# Learned a lesson the hard way



## jjsmith8301 (May 30, 2018)

Had my daughter's boyfriend down from South Carolina this past week to help load household goods to move the family up there. I took him out to Navarre Pier Thursday evening to wet a line and let him experience a bit of Florida while he was down. Fishing was a bit slow but he hooked several Spanish after I showed him how to work a Gotcha. He also snagged a tiny squid. Saw some sealife and he got to see a bull red up close that I netted for a fella. He's hooked on pier fishing now and can't wait to get back down there. Here's the lesson I learned though, the side doors on my Savana van are not electric so they don't lock when you hit the clicker. Didn't know that's how they are from the factory. Headed out about 9:30pm since we had a long day of traveling the next morning. Got off the pier and noticed that the side barn door on my van was sitting open. Not a happy camper at all at this point.
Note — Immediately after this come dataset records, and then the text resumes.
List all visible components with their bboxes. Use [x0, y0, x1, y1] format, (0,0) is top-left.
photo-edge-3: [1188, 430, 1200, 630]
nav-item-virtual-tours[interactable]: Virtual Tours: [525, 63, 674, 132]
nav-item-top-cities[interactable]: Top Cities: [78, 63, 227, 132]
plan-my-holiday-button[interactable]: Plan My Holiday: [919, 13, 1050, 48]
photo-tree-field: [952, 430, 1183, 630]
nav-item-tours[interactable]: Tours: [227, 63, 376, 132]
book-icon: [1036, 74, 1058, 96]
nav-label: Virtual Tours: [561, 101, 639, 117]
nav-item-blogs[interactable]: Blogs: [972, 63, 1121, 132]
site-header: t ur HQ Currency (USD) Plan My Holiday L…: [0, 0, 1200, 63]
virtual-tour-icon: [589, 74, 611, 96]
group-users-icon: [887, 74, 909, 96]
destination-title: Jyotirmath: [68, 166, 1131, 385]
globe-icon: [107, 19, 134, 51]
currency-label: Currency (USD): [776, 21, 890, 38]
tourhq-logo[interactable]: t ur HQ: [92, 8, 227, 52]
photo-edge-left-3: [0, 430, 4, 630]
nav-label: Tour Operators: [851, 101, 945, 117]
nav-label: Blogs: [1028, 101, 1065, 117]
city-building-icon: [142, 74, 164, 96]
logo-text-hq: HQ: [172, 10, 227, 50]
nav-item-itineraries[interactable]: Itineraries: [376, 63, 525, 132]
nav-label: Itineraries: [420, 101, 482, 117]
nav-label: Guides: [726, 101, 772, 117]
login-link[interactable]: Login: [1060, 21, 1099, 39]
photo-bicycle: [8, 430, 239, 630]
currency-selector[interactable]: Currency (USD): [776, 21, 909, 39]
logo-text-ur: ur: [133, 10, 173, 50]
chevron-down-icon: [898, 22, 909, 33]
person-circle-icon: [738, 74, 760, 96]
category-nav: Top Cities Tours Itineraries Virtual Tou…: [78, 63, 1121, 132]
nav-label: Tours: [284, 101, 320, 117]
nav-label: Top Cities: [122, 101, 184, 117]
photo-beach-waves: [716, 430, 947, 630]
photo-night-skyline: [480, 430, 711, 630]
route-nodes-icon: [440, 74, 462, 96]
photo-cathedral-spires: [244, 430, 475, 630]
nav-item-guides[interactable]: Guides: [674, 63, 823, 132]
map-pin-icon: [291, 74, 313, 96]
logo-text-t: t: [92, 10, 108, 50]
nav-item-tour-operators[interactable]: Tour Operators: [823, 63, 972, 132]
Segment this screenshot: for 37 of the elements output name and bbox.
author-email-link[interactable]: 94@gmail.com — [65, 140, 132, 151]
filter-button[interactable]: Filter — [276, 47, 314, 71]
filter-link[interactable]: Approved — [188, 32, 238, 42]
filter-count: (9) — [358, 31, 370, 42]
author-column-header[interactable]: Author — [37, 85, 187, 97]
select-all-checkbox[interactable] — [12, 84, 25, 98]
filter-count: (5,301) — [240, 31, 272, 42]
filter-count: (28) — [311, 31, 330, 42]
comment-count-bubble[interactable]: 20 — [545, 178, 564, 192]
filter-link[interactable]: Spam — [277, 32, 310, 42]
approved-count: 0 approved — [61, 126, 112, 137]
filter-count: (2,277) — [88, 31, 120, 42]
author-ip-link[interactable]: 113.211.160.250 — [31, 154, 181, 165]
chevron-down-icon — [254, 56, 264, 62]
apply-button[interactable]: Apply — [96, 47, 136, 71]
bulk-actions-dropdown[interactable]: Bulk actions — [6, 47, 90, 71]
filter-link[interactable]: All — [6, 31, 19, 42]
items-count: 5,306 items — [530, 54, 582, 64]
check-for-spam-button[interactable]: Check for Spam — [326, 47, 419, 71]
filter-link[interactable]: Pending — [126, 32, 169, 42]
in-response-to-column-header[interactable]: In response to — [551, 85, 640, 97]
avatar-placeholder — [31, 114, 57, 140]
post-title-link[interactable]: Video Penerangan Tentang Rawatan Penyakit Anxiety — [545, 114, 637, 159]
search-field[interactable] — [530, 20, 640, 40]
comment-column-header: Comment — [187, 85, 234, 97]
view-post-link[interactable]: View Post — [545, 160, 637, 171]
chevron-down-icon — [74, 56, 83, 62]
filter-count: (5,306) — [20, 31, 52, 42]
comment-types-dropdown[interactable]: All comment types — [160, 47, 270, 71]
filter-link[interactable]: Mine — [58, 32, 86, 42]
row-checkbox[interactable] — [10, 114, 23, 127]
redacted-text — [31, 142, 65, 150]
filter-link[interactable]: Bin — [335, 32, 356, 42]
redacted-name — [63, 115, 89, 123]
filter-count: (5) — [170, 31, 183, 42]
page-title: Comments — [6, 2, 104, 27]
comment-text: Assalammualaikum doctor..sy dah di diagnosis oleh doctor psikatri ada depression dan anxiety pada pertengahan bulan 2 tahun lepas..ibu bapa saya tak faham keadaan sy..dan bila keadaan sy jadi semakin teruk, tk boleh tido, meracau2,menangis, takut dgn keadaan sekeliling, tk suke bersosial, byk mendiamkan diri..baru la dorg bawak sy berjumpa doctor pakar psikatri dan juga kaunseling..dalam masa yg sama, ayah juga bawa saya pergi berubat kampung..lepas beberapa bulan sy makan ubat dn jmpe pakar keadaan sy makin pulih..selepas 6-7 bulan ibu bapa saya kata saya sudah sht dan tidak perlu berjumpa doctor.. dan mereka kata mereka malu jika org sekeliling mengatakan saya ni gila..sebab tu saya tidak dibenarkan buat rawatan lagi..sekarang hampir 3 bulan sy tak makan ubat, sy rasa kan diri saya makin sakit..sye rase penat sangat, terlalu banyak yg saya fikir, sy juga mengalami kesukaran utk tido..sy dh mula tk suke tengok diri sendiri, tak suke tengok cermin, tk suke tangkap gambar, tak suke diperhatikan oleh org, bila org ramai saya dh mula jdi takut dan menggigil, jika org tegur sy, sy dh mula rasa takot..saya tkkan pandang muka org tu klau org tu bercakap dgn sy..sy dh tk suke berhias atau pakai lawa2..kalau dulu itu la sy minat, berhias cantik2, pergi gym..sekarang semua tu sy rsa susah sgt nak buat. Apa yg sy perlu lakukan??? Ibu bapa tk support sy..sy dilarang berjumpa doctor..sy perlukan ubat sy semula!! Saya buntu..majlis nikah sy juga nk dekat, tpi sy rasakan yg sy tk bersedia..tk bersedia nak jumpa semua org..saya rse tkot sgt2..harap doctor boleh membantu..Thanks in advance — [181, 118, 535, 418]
Looked around in the back but didn't notice anything gone. Wasn't too worried at the time as the van was full of furniture. Next day after we drove 8 1/2 hours up to SC and unloaded the van and trailer my son comes up to me curious as to where his TV was. I told him it should have come into the house and was around somewhere. Everybody said that they didn't bring in a TV and then it dawned on me that it was packed in the van. I have a feeling it was the punks that were hanging out in the parking lot. They drove by while we were loading up our gear and circled a couple of times whooping. Hope I don't run into them again. Won't be pretty when I'm done. Didn't get a good look at the car and such since I was in the middle of loading up but it was a red car I'm pretty sure it was a Mazda 3 and the passenger the was making all the racquet had long dark hair. They were hanging in the parking lot with someone in a four door Jeep. Just a heads up for everyone make sure all of your doors are locked and pay attention if you see anyone lurking in the parking lot. I was parked less than 100 feet from the pier steps.


----------



## Boardfeet (Sep 27, 2007)

Thieves............GRRRRRRRRRR  😠💢🗯


----------



## WannaBay (Dec 2, 2015)

But they are rich now. Won't have any reason to be losers for the rest of their life.


----------



## Jason (Oct 2, 2007)

Beach parking lots are infamous for "car hoppers".....easy access to alot of cars and alot of folks that don't lock their crap up!!!!!! Then you got folks that leave their valuables in plain view so a quick window break and 5 seconds and they got what they need!


----------



## jjsmith8301 (May 30, 2018)

Yeah, I learned a valuable lesson that night. I know they did it just because they found an opportunity and took advantage of that opportunity but what's kinda funny is the TV won't do them much good because it was wall mounted and the cord, remote, and legs for it were packed up in a separate box. It still irks me though. Won't stop me from coming out to catch a fish. I'll just have to be more careful from now on and make sure that the side door is locked at all times.


----------



## kingfish501 (Oct 7, 2007)

Navarre pier has always been plagued by thieves, both in the parking lot and stealing rods on the pier.


----------